14 Yalçın Doğan. “Sahte İçki Cinayetleri” T 24 (10/02/2025): Alkollü içkilerde vergiler çok yüksek, fiyatlar anormal pahalı. Sahte içkide vergi yok, ucuza geliyor. Ucuzluk beraberinde ölümleri getiriyor: Çocuk cinayetleri, kadın cinayetleri, iş cinayetleri, adi cinayetler... Neden sahte içki? Bu yüksek cezalar ortada iken, birileri bunu neden göze alıyor, neden sahte içki üretiyor ve satıyor?.. Sahte içki daha ucuz olduğu için. Alkollü içkilerde vergiler çok yüksek, fiyatlar anormal pahalı. Sahte içkide vergi yok, ucuza geliyor. Ucuzluk beraberinde ölümleri getiriyor. “Bir litre rakıda ÖTV tutarı bugün 1.365 lira 75 kuruş. 2010 yılında ise, bir litre rakıda ÖTV 51 lira 48 kuruş. On beş yıllık artış oranı yüzde 2.553 (iki bin beş yüz elli üç). Bir litre cin, votka ve viskide ÖTV tutarı daha yüksek, 1.536 lira 43 kuruş.” İnanılmaz yüksek vergiler. Şimdilik 103 sahte içki cinayeti.

15 Ayrıca bkz.
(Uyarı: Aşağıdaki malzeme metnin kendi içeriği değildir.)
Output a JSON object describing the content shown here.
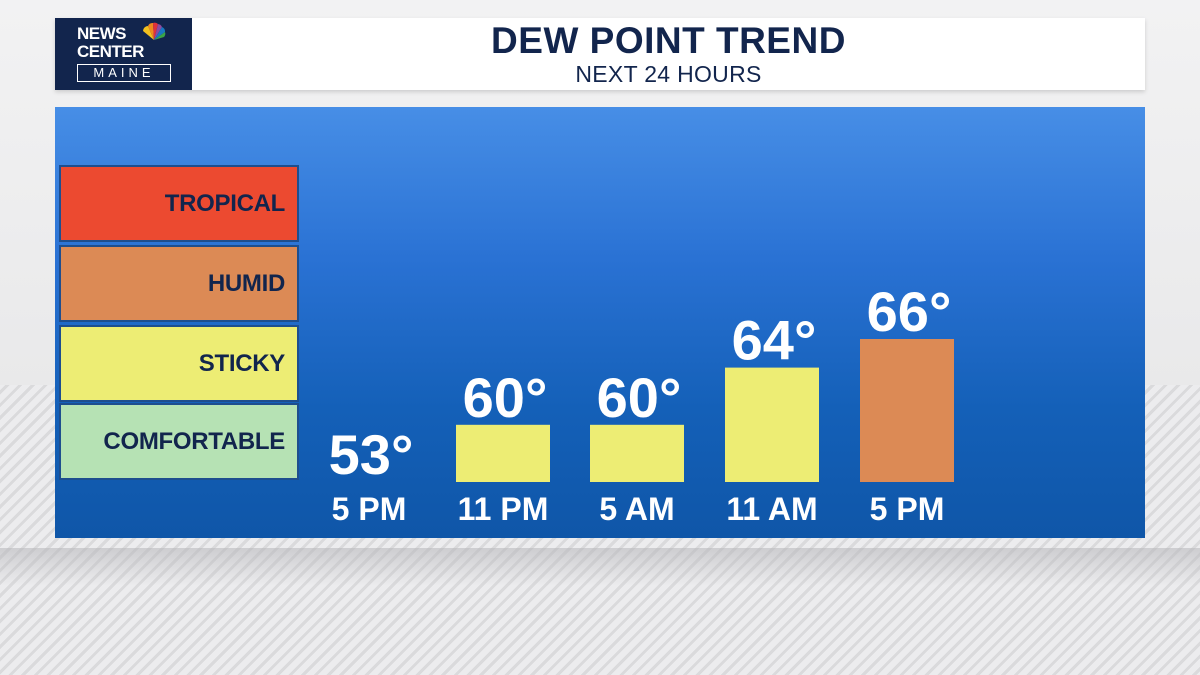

Mustafa Yıldıran. Türkiye’de Kayıt Dışı Ekonominin Büyüklüğü ve Vergi Kaybı (2005-2023) Hak-İş Uluslararası Emek ve Toplum Dergisi © Cilt: 12, Yıl: 12, Sayı. 34, (2023/3).

16 Avrupa Hâkimleri Danışma Konseyi (CCJE). Hukukun Yeknesak Şekilde Uygulanmasında Mahkemelerin Rolü-20 No’lu Görüş, Strasbourg (2017).